Steve Litt

Personal information
- Full name: Stephen Eric Litt
- Date of birth: 21 May 1954 (age 72)
- Place of birth: Carlisle, England
- Position: Defender

Youth career
- Blackpool

Senior career*
- Years: Team / Apps / (Gls)
- 1972–1976: Luton Town / 15 / (0)
- 1976–1981: Minnesota Kicks / 153 / (11)
- 1977–1978: Northampton Town / 20 / (0)
- 1982–1984: San Jose Earthquakes / 67 / (1)
- 1982–1983: Golden Bay Earthquakes (indoor) / 38 / (4)
- 1984–1985: Minnesota Strikers (indoor) / 20 / (0)

Managerial career
- 1985: San Jose Earthquakes (assistant)
- 1986: San Jose Earthquakes
- 2008–: Dakota County Technical College (assistant)

= Steve Litt =

English footballer and manager

Stephen Eric Litt (born 21 May 1954) is an English retired football defender who played professionally in the Football League, North American Soccer League and Major Indoor Soccer League and coached in the Western Soccer Alliance.

==Player==
Litt began his career as an apprentice with Blackpool In 1972, Litt left Blackpool for Luton Town.

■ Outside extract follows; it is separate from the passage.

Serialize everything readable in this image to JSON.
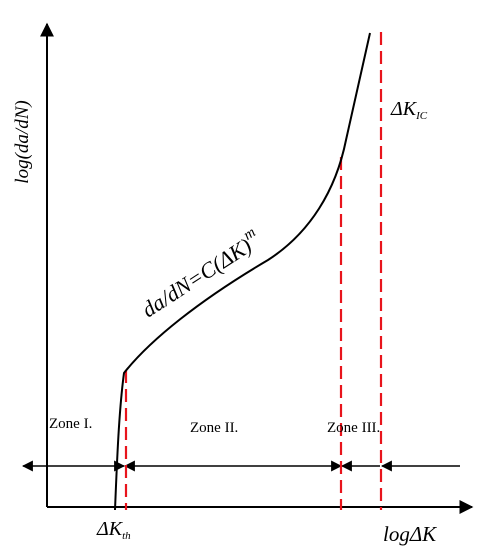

He cracked the first team in 1973, but made only fifteen total first team appearances. In 1976, he left England for the United States where he signed with the Minnesota Kicks of the North American Soccer League. He returned to England to Northampton Town during the 1977–1978 season. In 1982, Litt moved to the San Jose Earthquakes for three outdoor and one indoor seasons. In 1984, he returned to Minnesota, this time as a member of the Minnesota Strikers playing in the Major Indoor Soccer League. He retired from playing professionally in the spring of 1985 and turned to coaching.

==Coach==
In 1985, the San Jose Earthquakes hired Litt as head coach of its reserve team. In 1986, Litt served as the head coach of the Earthquakes in the Western Soccer Alliance. In August 1986, he left the team after going unpaid for over a month. In 2008, he became an assistant coach with the Dakota County Technical College soccer team.